Legal fees running into several millions of pounds, compounded by a court award and appeal judgment of US$150 million in indemnification, have already been recorded against Tajikistan's most important state enterprise, the Tajikistan Aluminium Plant (Talco). Several judges of the High Court in London, and the International Court of Arbitration in London, have concluded alike that Talco is a corrupt organization, a forger, a fraud and a dishonest wrongdoer. These terms are taken from the judgments, which are public records and readily accessible. 

The World Bank steps in too
The EBRD has been joined in the Tajikistan corruption programme by the World Bank. First created in 1944, in the first flush of the military victories over Germany and Japan, it has a global mandate similar to the EBRD's. To make sure it doesn't go astray, the US government insists that the World Bank's chief executive should always be an American national. That had embarrassing consequences when the White House first foisted Paul Wolfowitz on the bank, and then had to let him go, after embarrassing evidence was disclosed and confirmed against him. 

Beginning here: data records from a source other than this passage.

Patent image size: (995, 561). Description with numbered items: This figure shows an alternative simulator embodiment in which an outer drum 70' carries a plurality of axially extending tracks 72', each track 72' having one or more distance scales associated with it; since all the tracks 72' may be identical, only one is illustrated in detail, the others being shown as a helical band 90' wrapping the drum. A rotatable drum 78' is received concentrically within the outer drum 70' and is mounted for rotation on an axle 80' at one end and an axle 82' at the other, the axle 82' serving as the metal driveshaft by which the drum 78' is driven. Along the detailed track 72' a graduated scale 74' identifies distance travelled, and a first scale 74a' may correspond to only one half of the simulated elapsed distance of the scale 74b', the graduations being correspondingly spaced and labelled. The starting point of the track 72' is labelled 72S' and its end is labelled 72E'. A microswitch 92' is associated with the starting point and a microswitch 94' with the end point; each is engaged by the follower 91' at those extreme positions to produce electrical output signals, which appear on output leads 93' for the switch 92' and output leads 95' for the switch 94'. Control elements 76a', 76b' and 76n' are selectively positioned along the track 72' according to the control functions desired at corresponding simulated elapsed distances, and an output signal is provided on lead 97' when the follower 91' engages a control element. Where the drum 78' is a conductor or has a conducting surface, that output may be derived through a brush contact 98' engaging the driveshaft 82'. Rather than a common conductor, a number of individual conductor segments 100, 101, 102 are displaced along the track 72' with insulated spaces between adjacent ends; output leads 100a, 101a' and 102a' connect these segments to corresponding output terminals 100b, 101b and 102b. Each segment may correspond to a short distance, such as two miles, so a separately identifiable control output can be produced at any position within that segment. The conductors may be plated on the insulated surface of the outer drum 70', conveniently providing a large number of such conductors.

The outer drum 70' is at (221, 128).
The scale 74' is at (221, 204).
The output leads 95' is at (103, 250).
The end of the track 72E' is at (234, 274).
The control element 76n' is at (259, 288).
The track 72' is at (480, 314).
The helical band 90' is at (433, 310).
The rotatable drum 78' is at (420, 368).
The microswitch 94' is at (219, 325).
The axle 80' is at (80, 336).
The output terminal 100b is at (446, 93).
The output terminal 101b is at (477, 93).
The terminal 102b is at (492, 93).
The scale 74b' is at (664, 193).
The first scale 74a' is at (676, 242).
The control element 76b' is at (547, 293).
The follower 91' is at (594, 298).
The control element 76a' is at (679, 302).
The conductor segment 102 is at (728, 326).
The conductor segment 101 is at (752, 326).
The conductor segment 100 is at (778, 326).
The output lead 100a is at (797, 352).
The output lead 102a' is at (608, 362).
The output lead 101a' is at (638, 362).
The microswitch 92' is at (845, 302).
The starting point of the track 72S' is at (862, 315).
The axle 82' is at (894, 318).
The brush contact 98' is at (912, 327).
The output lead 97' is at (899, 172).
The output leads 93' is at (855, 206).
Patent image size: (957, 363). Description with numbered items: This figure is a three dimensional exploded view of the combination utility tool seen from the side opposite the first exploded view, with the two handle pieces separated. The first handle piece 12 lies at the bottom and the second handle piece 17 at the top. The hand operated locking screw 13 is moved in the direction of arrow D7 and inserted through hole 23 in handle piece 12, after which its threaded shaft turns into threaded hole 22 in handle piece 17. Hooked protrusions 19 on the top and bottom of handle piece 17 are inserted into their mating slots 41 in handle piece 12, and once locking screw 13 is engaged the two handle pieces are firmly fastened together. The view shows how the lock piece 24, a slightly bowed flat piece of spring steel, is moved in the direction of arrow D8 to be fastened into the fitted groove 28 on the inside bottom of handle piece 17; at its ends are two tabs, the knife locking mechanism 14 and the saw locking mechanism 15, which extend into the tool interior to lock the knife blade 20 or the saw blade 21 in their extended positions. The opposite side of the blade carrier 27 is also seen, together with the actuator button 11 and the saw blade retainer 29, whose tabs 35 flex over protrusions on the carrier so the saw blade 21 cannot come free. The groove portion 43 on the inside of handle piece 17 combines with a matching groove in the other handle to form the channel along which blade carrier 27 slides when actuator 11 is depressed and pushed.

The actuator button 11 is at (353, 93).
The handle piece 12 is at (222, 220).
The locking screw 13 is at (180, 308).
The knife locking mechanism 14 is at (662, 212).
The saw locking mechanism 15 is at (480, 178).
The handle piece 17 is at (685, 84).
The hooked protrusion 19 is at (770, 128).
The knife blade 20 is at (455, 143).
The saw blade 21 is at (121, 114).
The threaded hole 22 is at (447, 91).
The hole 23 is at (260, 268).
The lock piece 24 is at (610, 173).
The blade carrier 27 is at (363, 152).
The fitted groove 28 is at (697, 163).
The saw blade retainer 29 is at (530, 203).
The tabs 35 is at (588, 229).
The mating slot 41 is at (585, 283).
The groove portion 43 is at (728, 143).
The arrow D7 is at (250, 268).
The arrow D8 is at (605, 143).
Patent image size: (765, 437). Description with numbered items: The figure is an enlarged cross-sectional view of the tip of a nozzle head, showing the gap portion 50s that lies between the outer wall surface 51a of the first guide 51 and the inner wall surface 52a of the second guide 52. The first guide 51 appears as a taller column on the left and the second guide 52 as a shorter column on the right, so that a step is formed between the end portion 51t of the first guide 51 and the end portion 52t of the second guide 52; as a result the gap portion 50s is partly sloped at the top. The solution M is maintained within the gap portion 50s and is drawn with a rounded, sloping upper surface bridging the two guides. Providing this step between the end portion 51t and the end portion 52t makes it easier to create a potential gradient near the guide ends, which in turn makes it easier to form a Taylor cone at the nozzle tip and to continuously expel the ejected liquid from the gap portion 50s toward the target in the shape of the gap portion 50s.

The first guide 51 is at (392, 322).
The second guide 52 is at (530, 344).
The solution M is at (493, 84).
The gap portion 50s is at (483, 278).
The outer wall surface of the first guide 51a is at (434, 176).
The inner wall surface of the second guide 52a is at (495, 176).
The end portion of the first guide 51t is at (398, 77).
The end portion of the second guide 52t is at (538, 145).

A US citizen supervises the EBRD's programmes in Tajikistan; she is Enery Quinones, the chief compliance officer of the EBRD in London. According to the biography posted on the EBRD's website, Quinones is a career specialist in dealing with official bribery and corruption. Her mandate at the EBRD "as head of the compliance office is [to be] responsible for ensuring that the highest standards of integrity are applied throughout all activities of the EBRD. The compliance office, which is also the anti-money-laundering office of the bank, provides a range of advice and assistance to all bank departments in assessing and evaluating integrity and reputational risks relating to proposed, as well as ongoing, bank transactions." 

Nationality is important, because the US Foreign Corrupt Practices Act applies to US citizens, wherever they are, and for whomever they work, making them individually liable to the US prohibition on knowing involvement in, or covering up for, the corruption of foreign government officials. 

To date, over the past decade the EBRD has committed a relatively small amount of money to Tajikistan - 56.2 million euros ($76 million). It hasn't made a loan to Talco, not yet; however, over the past year EBRD bankers have visited the plant, discussed its future with government officials, and supported a series of transactions between the plant and its partners, worth more than $1 billion a year. The story of these dealings is one the EBRD is doing its best to keep under wraps. 

The World Bank has committed much more to Tajikistan than the EBRD has. In the decade since 1996, the bank says, it has obligated $440 million, of which $337 million has been paid out; $86 million of that in the form of non-repayable grants, and the rest in loans. The commercial lending affiliate of the World Bank, the International Finance Corp (IFC), has invested another $36 million in Tajikistan in the same period. Supervising whose pockets this money goes into are a Japanese and a New Zealander - Shigeo Katsu is the vice president of the World Bank for Europe and Central Asia; Annette Dixon, the regional director for Central Asia. 

Until English judges started issuing their findings on corruption in Tajikistan, it was possible for the two banks, and these three individuals, to claim to know nothing material about governmental corruption in Tajikistan. The court rulings have changed that. And so each of the banks, and these individuals, were recently sent a detailed questionnaire to determine what impact the UK court rulings have had. That is when the cover-up began. Why the EBRD and the World Bank should be turning a calculated blind eye to English court documents of corruption in Tajikistan is at first difficult to appreciate. But the strategic justification - that is to say, the campaign against Russia - doesn't take long to uncover.